Claims To Methods Of Managing Bulk E-Mail Distribution To Groups Of Targeted Consumers Obvious Based On “Common Sense”

Federal Circuit affirms grant of summary judgment by the U.S. District Court for the Southern District of Florida, agreeing that the asserted claims for an email distribution system were invalid as based on the application of “common sense.”

Perfect Web Techs., Inc. v. InfoUSA, Inc., No. 2009-1105 (Fed. Cir. Dec. 2, 2009)

Perfect Web Techs. asserted infringement of U.S. Patent No. 6,631,400, which issued from an application filed on April 13, 2000.  Claim 1 was deemed representative:

1. A method for managing bulk e-mail distribution comprising the steps:
(A) matching a target recipient profile with a group of target recipients;
(B) transmitting a set of bulk e-mails to said target recipients in said matched group;
(C) calculating a quantity of e-mails in said set of bulk e-mails which have been successfully received by said target recipients; and,
(D) if said calculated quantity does not exceed a prescribed minimum quantity of successfully received e-mails, repeating steps (A)-(C) until said calculated quantity exceeds said prescribed minimum quantity.

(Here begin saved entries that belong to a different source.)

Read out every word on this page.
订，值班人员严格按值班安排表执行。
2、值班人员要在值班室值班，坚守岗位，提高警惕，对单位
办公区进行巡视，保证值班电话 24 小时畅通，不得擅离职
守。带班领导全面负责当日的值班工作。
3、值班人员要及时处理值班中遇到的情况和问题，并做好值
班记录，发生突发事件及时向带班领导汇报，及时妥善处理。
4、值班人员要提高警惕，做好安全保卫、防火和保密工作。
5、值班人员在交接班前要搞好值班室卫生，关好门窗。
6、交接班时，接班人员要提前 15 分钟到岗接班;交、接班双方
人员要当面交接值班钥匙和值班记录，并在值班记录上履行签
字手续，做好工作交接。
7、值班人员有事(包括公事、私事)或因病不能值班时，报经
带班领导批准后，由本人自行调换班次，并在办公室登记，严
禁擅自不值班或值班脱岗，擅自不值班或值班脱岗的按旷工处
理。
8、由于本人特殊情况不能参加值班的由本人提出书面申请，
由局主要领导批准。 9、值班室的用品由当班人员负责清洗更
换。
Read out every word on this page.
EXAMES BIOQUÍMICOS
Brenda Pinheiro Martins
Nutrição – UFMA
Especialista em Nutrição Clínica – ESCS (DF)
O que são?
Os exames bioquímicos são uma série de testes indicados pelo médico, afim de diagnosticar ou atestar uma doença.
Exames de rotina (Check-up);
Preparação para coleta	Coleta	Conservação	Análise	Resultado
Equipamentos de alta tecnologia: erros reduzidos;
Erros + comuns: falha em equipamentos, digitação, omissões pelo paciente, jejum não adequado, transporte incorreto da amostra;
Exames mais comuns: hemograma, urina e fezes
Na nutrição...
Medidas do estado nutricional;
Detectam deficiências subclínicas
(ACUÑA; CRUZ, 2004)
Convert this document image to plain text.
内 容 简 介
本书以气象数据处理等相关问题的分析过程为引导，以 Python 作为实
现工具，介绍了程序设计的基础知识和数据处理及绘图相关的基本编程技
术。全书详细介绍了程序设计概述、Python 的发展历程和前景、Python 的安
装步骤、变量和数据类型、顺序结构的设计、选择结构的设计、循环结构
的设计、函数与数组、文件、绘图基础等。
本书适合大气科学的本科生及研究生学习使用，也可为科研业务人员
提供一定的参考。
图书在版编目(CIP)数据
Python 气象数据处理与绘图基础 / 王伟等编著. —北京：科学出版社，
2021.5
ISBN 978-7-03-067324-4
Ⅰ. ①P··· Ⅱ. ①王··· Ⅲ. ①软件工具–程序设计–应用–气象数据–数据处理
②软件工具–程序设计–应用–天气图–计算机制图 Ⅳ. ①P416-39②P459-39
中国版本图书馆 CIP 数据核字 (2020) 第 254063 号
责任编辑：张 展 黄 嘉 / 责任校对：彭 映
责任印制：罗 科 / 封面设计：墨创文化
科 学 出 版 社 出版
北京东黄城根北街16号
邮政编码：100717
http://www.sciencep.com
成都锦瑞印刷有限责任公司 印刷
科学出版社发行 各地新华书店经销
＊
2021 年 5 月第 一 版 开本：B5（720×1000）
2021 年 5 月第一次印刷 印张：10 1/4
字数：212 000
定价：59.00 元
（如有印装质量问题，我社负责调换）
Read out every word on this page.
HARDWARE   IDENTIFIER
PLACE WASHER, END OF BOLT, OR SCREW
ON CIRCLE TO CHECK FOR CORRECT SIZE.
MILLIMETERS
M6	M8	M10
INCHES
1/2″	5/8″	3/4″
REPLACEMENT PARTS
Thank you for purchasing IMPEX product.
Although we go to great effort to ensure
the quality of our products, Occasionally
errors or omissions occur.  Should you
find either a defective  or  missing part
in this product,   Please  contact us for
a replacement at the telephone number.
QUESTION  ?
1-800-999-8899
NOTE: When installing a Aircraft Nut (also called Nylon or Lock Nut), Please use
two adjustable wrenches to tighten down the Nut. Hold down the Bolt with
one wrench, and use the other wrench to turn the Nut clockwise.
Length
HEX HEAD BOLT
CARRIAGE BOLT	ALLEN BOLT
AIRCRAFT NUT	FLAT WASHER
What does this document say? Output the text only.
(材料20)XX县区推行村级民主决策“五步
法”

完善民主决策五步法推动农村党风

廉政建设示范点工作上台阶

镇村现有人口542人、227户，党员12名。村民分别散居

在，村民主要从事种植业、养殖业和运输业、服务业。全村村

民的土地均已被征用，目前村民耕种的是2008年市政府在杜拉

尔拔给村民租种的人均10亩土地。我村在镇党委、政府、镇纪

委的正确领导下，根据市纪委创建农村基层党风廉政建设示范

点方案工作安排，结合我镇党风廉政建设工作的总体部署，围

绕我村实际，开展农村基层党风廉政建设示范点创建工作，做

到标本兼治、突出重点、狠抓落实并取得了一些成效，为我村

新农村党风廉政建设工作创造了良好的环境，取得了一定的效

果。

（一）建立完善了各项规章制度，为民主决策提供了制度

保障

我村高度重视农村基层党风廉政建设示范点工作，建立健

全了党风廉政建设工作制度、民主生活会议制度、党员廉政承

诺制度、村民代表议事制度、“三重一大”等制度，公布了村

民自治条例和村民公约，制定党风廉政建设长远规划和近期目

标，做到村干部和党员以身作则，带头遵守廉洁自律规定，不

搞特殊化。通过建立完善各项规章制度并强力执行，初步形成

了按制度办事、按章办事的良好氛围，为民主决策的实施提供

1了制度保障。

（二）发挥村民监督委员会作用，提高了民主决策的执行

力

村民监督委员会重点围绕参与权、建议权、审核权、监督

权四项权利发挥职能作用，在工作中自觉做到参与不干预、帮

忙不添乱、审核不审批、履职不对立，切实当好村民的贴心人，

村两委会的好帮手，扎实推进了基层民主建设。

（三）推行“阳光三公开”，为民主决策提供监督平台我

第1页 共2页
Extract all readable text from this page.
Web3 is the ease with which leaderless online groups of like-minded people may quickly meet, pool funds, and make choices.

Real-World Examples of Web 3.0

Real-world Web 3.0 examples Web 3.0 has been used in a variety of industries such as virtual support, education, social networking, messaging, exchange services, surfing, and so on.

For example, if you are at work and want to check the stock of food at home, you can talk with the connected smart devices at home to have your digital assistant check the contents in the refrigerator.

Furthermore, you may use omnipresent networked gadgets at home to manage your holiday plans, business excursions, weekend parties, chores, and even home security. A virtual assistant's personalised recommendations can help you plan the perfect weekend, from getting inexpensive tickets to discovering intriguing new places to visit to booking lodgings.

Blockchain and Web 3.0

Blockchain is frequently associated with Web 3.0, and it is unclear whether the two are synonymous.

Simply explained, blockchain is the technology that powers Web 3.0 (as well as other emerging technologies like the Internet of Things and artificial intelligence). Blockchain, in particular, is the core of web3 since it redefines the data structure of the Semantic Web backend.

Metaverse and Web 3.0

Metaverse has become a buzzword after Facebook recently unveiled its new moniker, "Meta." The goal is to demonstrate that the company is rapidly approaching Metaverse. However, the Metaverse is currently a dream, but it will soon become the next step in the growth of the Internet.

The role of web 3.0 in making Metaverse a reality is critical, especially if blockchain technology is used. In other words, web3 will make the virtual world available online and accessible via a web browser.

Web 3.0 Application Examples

On InfoUSA’s motion for summary judgment, the District Judge concluded that (a) claim 1 would have been obvious because steps (A)–(C) appear in the prior art and step (D) “would have been obvious to virtually anyone”, (b) claim 1 was anticipated under 35 U.S.C. § 102(b) by prior art, and (c) claim 1 does not constitute patentable subject matter under 35 U.S.C. §101 because it was “merely a series of algorithms.”

On appeal, the patentee argued that there are factual disputes as to whether “common sense” would have taught step (D), and the long-felt need for the claimed invention.

After noting the obviousness analysis “may include recourse to logic, judgment, and common sense available to the person of ordinary skill that do not necessarily require explication in any reference or expert opinion,” the Federal Circuit also stated that this does not relax the requirement that the Court’s analysis still must be explicit.  In this case, the Federal Circuit felt the invocation of common sense with respect to step (D) was appropriate because, as the District Court explained, it merely involves repeating the previous steps (“a known procedure”) until success is achieved.  Based on similar reasoning, the Federal Circuit also found that step (D) was obvious to try, because, in the words of the Supreme Court in KSR, there were a “finite number of identified, predictable solutions” to the problem step (D) rectifies.

Finally, the Federal Circuit rejected the argument that the claims met the long-felt need for an efficient bulk email system.  First, there was insufficient evidence as to how long this “need” had been felt.  Second, the evidence failed to show how the claims met this need.  Accordingly, the patentee’s arguments failed to raise a genuine issue of material fact.

Based on its finding of obviousness, the Federal Circuit did not address the issues of whether the asserted claims were anticipated or directed to unpatentable subject matter.